SS: Yeah, that’s a great question, because there is so much talk already happening around training these models, but very little talk on the cost of running these models to make predictions, which is inference. It’s a signal that very few people are actually deploying it at runtime for actual production. But once they actually deploy in production, they will realize, “oh no”, these models are very, very expensive to run. And that is where a few important techniques actually really come into play. So one, once you build these large models, to run them in production, you need to do a few things to make them affordable to run at scale, and run in an economical fashion. I’ll hit some of them. One is what we call quantization. The other one is what I call a distillation, which is that you have these large teacher models, and even though they are trained on hundreds of billions of parameters, they are distilled to a smaller fine-grain model. And speaking in a super abstract term, but that is the essence of these models.
WV: So we do build… we do have custom hardware to help out with this. Normally this is all GPU-based, which are expensive energy hungry beasts. Tell us what we can do with custom silicon hatt sort of makes it so much cheaper and both in terms of cost as well as, let’s say, your carbon footprint.
SS: When it comes to custom silicon, as mentioned, the cost is becoming a big issue in these foundation models, because they are very very expensive to train and very expensive, also, to run at scale. You can actually build a playground and test your chat bot at low scale and it may not be that big a deal. But once you start deploying at scale as part of your core business operation, these things add up.
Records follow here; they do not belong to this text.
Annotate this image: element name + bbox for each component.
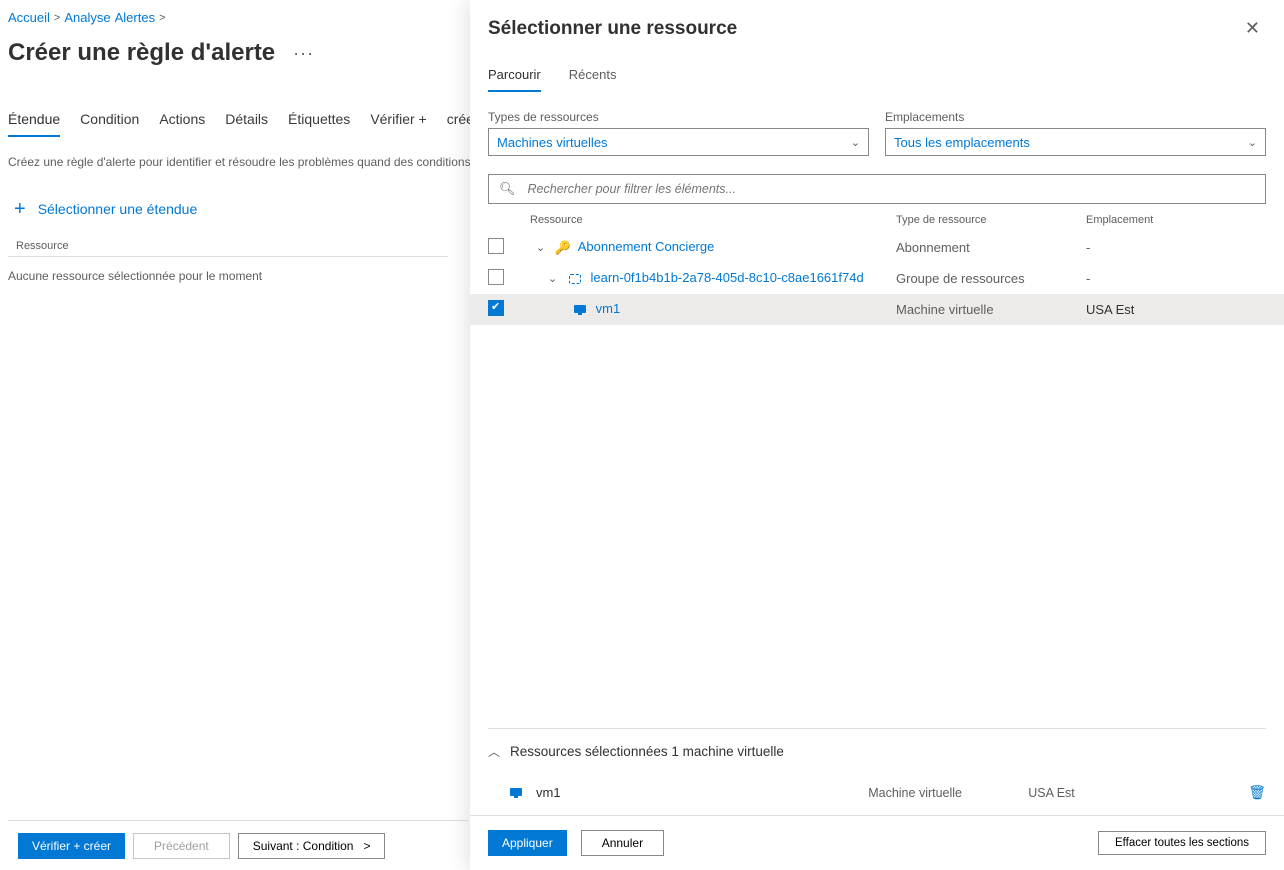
search-input[interactable] — [526, 181, 1255, 197]
more-menu-icon[interactable]: ··· — [293, 43, 314, 64]
select-scope-label: Sélectionner une étendue — [38, 201, 198, 217]
selected-item-row: vm1 Machine virtuelle USA Est 🗑 — [488, 784, 1266, 815]
selected-name: vm1 — [536, 785, 561, 800]
tab-browse[interactable]: Parcourir — [488, 67, 541, 92]
resource-type: Abonnement — [896, 240, 1086, 255]
tab-actions[interactable]: Actions — [159, 111, 205, 127]
resource-name: learn-0f1b4b1b-2a78-405d-8c10-c8ae1661f7… — [590, 270, 863, 285]
resource-type-label: Types de ressources — [488, 110, 869, 124]
page-title: Créer une règle d'alerte — [8, 39, 275, 67]
selected-summary: ︿ Ressources sélectionnées 1 machine vir… — [488, 728, 1266, 815]
apply-button[interactable]: Appliquer — [488, 830, 567, 856]
resource-type-select[interactable]: Machines virtuelles ⌄ — [488, 128, 869, 156]
next-button-label: Suivant : Condition — [253, 839, 354, 853]
page-footer: Vérifier + créer Précédent Suivant : Con… — [8, 820, 468, 870]
resource-row-vm[interactable]: vm1 Machine virtuelle USA Est — [470, 294, 1284, 325]
review-create-button[interactable]: Vérifier + créer — [18, 833, 125, 859]
chevron-down-icon[interactable]: ⌄ — [548, 273, 557, 285]
row-checkbox[interactable] — [488, 269, 504, 285]
resource-type-value: Machines virtuelles — [497, 135, 608, 150]
next-button[interactable]: Suivant : Condition > — [238, 833, 386, 859]
panel-tabs: Parcourir Récents — [470, 43, 1284, 92]
select-scope-button[interactable]: + Sélectionner une étendue — [8, 199, 197, 219]
col-resource: Ressource — [522, 214, 896, 226]
vm-icon — [508, 785, 524, 801]
vm-icon — [572, 302, 588, 318]
cancel-button[interactable]: Annuler — [581, 830, 664, 856]
col-location: Emplacement — [1086, 214, 1266, 226]
chevron-up-icon[interactable]: ︿ — [488, 743, 500, 760]
tab-condition[interactable]: Condition — [80, 111, 139, 135]
breadcrumb-alertes[interactable]: Alertes — [115, 10, 155, 25]
chevron-down-icon: ⌄ — [1248, 136, 1257, 149]
resource-location: - — [1086, 271, 1266, 286]
resource-row-group[interactable]: ⌄ learn-0f1b4b1b-2a78-405d-8c10-c8ae1661… — [470, 263, 1284, 294]
row-checkbox[interactable] — [488, 300, 504, 316]
tab-review[interactable]: Vérifier + — [370, 111, 426, 127]
resource-type: Groupe de ressources — [896, 271, 1086, 286]
summary-label: Ressources sélectionnées 1 machine virtu… — [510, 744, 784, 759]
select-resource-panel: Sélectionner une ressource ✕ Parcourir R… — [470, 0, 1284, 870]
breadcrumb-home[interactable]: Accueil — [8, 10, 50, 25]
resource-tree: ⌄ 🔑 Abonnement Concierge Abonnement - ⌄ … — [470, 232, 1284, 728]
resource-location: USA Est — [1086, 302, 1266, 317]
tab-scope[interactable]: Étendue — [8, 111, 60, 137]
resource-group-icon — [567, 271, 583, 287]
key-icon: 🔑 — [555, 240, 571, 256]
location-select[interactable]: Tous les emplacements ⌄ — [885, 128, 1266, 156]
selected-type: Machine virtuelle — [868, 786, 1028, 800]
table-header: Ressource Type de ressource Emplacement — [470, 204, 1284, 232]
breadcrumb-analyse[interactable]: Analyse — [64, 10, 110, 25]
row-checkbox[interactable] — [488, 238, 504, 254]
tab-tags[interactable]: Étiquettes — [288, 111, 350, 127]
resource-name: vm1 — [596, 301, 621, 316]
panel-title: Sélectionner une ressource — [488, 18, 737, 40]
resource-row-subscription[interactable]: ⌄ 🔑 Abonnement Concierge Abonnement - — [470, 232, 1284, 263]
location-label: Emplacements — [885, 110, 1266, 124]
search-input-wrapper[interactable]: 🔍︎ — [488, 174, 1266, 204]
previous-button: Précédent — [133, 833, 230, 859]
resource-location: - — [1086, 240, 1266, 255]
tab-recent[interactable]: Récents — [569, 67, 617, 92]
chevron-right-icon: > — [363, 839, 370, 853]
location-value: Tous les emplacements — [894, 135, 1030, 150]
selected-location: USA Est — [1028, 786, 1248, 800]
chevron-down-icon: ⌄ — [851, 136, 860, 149]
resource-type: Machine virtuelle — [896, 302, 1086, 317]
divider — [8, 256, 448, 257]
plus-icon: + — [14, 199, 26, 219]
panel-footer: Appliquer Annuler Effacer toutes les sec… — [470, 815, 1284, 870]
close-icon[interactable]: ✕ — [1239, 14, 1266, 43]
chevron-down-icon[interactable]: ⌄ — [536, 242, 545, 254]
delete-icon[interactable]: 🗑 — [1248, 784, 1266, 801]
search-icon: 🔍︎ — [499, 181, 516, 197]
col-type: Type de ressource — [896, 214, 1086, 226]
resource-name: Abonnement Concierge — [578, 239, 715, 254]
tab-details[interactable]: Détails — [225, 111, 268, 127]
clear-all-button[interactable]: Effacer toutes les sections — [1098, 831, 1266, 855]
In AWS, we did invest in our custom silicons for training with Tranium and with Inferentia with inference. And all these things are ways for us to actually understand the essence of which operators are making, or are involved in making, these prediction decisions, and optimizing them at the core silicon level and software stack level.
WV: If cost is also a reflection of energy used, because in essence that’s what you’re paying for, you can also see that they are, from a sustainability point of view, much more important than running it on general purpose GPUs.
WV: So there’s a lot of public interest in this recently. And it feels like hype. Is this something where we can see that this is a real foundation for future application development?
SS: First of all, we are living in very exciting times with machine learning. I have probably said this now every year, but this year it is even more special, because these large language models and foundation models truly can enable so many use cases where people don’t have to staff separate teams to go build task specific models. The speed of ML model development will really actually increase. But you won’t get to that end state that you want in the next coming years unless we actually make these models more accessible to everybody. This is what we did with Sagemaker early on with machine learning, and that’s what we need to do with Bedrock and all its applications as well.
But we do think that while the hype cycle will subside, like with any technology, but these are going to become a core part of every application in the coming years. And they will be done in a grounded way, but in a responsible fashion too, because there is a lot more stuff that people need to think through in a generative AI context. What kind of data did it learn from, to actually, what response does it generate? How truthful it is as well? This is the stuff we are excited to actually help our customers [with].
WV: So when you say that this is the most exciting time in machine learning – what are you going to say next year?